Thursday, April 29, 2010
Listening to Yo La Tengo can feel like peering into a couple’s bedroom window. Of course, that couple is Yo La Tengo singer/guitarist Ira Kaplan and his wife and band mate Georgia Hubley, who drums and sings in the longtime indie rock outfit.
The band, which includes bassist James McNew and performs at this year’s Henry Miller Library Annual Benefit Concert this Friday, has detailed all of the phases of Kaplan an Hubley’s romance, from awkward meeting – the hushed “Our Way to Fall” with lyrics including: “I remember walking up to you/ I remember my face turned red” – to the mental agony of being apart on the deeply paranoid guitar freakout “Flying Lesson (Hot Chicken #1).”The couple even contemplates facing mortality together “walking hand in hand” on the slow-building, almost 10-minute-long “More Stars Than There Are in Heaven” from their latest CD Popular Songs.
Kaplan admits that pulling open the blinds to reveal aspects of the relationship is something that he has sometimes had to fight through over the course of the band’s 26-year history.
“A lot of what we do is so intensely personal that there is a bit of a struggle to share it with people,” he says.
Like their lyrics that touch on seemingly every stage of courtship, their music also covers a lot of territory. There’s early gems like the barely controlled guitar chaos of “Let’s Compromise” and “Drug Test,” with its throbbing hangover headache bass line and pleas of “I wish I was high” along with latter day feats including the falsetto-crooned dance goof “Mr. Tough” and the stirring strings meet technological thump of “Here to Fall.”
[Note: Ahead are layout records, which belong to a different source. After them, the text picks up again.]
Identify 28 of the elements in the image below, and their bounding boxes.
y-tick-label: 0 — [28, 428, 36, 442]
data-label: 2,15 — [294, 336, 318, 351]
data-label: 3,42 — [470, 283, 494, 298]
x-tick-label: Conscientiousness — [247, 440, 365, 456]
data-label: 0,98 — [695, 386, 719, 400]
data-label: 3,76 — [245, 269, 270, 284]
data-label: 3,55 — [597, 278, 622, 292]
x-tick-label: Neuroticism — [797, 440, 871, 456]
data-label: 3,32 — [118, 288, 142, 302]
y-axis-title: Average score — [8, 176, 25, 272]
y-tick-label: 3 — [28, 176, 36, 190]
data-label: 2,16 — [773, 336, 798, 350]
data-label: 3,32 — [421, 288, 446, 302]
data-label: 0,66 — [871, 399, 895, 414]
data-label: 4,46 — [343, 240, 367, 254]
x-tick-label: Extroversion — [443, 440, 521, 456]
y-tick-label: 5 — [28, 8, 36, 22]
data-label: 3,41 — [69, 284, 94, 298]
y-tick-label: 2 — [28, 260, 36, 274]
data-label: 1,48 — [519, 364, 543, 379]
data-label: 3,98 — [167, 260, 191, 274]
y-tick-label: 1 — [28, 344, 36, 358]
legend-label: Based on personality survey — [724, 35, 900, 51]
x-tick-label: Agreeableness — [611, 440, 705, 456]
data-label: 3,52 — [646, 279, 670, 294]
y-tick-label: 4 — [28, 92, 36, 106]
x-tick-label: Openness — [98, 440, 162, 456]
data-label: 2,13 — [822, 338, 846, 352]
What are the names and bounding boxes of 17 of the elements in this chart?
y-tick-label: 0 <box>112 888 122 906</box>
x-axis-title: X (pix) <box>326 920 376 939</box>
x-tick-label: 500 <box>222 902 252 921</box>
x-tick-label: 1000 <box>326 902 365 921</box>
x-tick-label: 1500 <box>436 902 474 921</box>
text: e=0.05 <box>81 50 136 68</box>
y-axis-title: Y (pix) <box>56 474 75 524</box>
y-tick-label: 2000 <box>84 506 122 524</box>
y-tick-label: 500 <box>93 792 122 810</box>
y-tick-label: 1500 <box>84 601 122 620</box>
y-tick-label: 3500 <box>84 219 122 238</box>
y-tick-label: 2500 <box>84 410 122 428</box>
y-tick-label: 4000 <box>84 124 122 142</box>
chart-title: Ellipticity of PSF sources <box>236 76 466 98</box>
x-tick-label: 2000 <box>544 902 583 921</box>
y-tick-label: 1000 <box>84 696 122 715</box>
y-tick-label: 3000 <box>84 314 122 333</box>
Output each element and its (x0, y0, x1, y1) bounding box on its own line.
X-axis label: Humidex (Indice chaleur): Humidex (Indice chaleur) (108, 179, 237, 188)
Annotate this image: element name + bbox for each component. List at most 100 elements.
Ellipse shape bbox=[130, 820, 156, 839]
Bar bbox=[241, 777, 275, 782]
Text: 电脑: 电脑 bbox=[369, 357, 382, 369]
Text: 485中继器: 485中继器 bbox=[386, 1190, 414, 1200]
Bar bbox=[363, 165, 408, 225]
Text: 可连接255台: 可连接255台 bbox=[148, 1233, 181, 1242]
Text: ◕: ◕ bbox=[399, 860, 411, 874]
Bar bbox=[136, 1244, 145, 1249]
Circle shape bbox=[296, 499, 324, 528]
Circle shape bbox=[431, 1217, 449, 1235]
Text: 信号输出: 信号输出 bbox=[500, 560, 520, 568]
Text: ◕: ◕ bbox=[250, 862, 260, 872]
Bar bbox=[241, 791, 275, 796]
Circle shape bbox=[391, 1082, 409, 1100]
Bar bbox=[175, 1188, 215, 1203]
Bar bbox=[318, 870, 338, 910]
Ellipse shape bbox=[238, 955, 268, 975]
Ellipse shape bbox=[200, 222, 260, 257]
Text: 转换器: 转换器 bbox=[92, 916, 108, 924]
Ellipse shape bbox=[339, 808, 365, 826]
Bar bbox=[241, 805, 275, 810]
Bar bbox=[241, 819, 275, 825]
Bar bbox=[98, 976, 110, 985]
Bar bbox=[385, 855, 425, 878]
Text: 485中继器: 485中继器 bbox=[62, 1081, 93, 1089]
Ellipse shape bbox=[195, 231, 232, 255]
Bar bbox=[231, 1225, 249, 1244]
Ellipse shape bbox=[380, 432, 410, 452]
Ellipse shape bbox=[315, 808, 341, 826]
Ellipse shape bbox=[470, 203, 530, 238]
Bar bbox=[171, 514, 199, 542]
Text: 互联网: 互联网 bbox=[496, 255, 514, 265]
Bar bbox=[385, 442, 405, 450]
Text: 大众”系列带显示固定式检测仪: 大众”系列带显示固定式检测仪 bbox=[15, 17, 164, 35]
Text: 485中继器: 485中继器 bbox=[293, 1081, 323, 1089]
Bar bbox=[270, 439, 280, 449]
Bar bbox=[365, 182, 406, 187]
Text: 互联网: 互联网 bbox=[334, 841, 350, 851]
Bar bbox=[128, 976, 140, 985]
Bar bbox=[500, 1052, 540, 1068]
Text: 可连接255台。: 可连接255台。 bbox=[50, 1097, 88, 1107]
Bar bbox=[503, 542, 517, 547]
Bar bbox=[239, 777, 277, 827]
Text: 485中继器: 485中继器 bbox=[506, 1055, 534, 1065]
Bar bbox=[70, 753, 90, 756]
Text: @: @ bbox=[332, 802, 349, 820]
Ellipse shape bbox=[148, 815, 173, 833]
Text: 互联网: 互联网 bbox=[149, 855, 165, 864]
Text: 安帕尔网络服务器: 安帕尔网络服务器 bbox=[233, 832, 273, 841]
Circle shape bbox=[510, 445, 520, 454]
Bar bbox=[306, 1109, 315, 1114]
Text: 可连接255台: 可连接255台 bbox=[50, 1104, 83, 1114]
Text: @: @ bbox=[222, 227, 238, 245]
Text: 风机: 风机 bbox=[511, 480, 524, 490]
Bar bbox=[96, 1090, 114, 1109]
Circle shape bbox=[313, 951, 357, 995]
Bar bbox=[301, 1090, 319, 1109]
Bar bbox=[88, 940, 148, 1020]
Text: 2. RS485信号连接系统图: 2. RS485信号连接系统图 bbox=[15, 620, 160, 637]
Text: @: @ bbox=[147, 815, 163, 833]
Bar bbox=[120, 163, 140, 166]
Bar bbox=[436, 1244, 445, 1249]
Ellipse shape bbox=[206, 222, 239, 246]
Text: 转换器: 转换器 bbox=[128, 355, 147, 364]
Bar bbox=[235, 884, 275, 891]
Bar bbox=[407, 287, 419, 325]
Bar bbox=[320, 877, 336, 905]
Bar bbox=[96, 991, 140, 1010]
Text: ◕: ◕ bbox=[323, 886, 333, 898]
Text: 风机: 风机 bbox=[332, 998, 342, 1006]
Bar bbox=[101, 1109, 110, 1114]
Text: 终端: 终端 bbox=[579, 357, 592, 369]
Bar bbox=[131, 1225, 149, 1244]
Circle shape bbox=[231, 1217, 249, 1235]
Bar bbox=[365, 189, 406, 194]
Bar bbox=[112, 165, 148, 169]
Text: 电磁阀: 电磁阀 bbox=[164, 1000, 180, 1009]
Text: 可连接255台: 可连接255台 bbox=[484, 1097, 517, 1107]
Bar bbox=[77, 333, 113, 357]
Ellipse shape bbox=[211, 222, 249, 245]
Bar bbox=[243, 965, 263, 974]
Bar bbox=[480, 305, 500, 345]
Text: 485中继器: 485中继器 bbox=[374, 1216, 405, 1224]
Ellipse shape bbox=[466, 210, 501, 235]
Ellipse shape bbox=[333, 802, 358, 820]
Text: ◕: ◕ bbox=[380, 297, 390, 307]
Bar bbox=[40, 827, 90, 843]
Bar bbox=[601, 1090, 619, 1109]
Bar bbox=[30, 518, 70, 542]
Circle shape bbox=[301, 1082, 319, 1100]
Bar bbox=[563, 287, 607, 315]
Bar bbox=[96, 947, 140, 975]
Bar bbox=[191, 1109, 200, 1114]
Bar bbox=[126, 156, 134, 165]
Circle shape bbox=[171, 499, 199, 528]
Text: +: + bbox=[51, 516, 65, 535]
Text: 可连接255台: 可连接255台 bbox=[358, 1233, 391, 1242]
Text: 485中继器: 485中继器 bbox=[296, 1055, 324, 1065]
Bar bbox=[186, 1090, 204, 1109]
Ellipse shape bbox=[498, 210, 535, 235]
On their 12th album, 2009’s Popular Songs, they expand into unusual territory for an indie rock band. “If It’s True” is pure Motown soul with a string section arranged by Richard Evans, a music veteran who has worked with Sun Ra, Stan Getz and Nina Simone. “Periodically Triple or Double,” meanwhile, is a funky R&B workout that resembles something from Booker T. & the M.G.s.
“It was so different for us that it took us a while to figure out whether it was the novelty that made [“Periodically Double or Triple”] good or whether it seemed genuinely good,” Kaplan says. “Ultimately, we just decided that it wasn’t just a novelty.”
Having formed way back in 1984, Yo La Tengo will have a vast amount of songs to draw from for their Henry Miller Library show, but even longtime fans might have a bit of difficulty recognizing what they are playing at the benefit. That is because Kaplan says the songs, which will include contributions from San Francisco experimental filmmaker Paul Clipson and multi-instrumentalist Ralph Carney, are being tweaked to highlight the library’s unique atmosphere.
“We are doing an unusual set of songs,” he says. “We will play some songs that we nevaer do or rarely do and other songs that we are rearranging for the evening.”
A few miles north on Highway 1, the Mother Hips will be hosting another music event that kicks off the same evening and will offer its own index of YouTube-ready moments. Following the success of last year’s Hipnic at Henry Miller, the Mother Hips, a California rock act that has been performing off and on since 1991, are inviting a handful of the state’s best up-and-coming acts to perform at a two-day music festival within Fernwood’s campgrounds.
Featuring closing sets by the Mother Hips each night, the Second Annual Hipnic includes performances by 12 other acts on the main stage, including Sparrows Gate, a Central Coast country rock quartet with killer slide guitar playing, and The Parson Red Heads, a Los Angeles band with airy harmony vocals hovering over jangly guitar rock.
In a phone call from his San Francisco recording studio, the Mother Hips’ guitarist and vocalist Tim Bluhm explains the appeal of the some of the Hipnic’s biggest acts. One performer that he is excited to have returning to the Hipnic is Kyle Fields, who plays stream-of-consciousness sounding folk and rock as Little Wings. “He’s just a beautiful singer and a really unpredictable performer,” Bluhm says. “He has some of the best lyrics of anyone ever, one of my favorite lyricists of all time.”
Having made a big splash at this year’s South By Southwest Music Festival, the Los Angeles rock quartet Dawes will be doing sets on Friday and Saturday nights.
“They are a young band from Los Angeles,” Bluhm says. “They are really groovy and just rocking with good vibes and a lot of energy.”
Bluhm says that one of the festival’s rising stars is Jackie Greene, a young singer/songwriter who has performed locally at the Monterey Jazz Festival and Carmel’s Sunset Center. Greene will be all over the stage at this year’s Hipnic, with a solo set on Saturday night and a performance with Bluhm in their side project the Skinny Singers early Friday evening.
“He has that quality that makes people pay attention no matter what,” Bluhm says. “I’ve seen him rule really loud rooms with just an acoustic guitar and his voice. He’s undeniable.”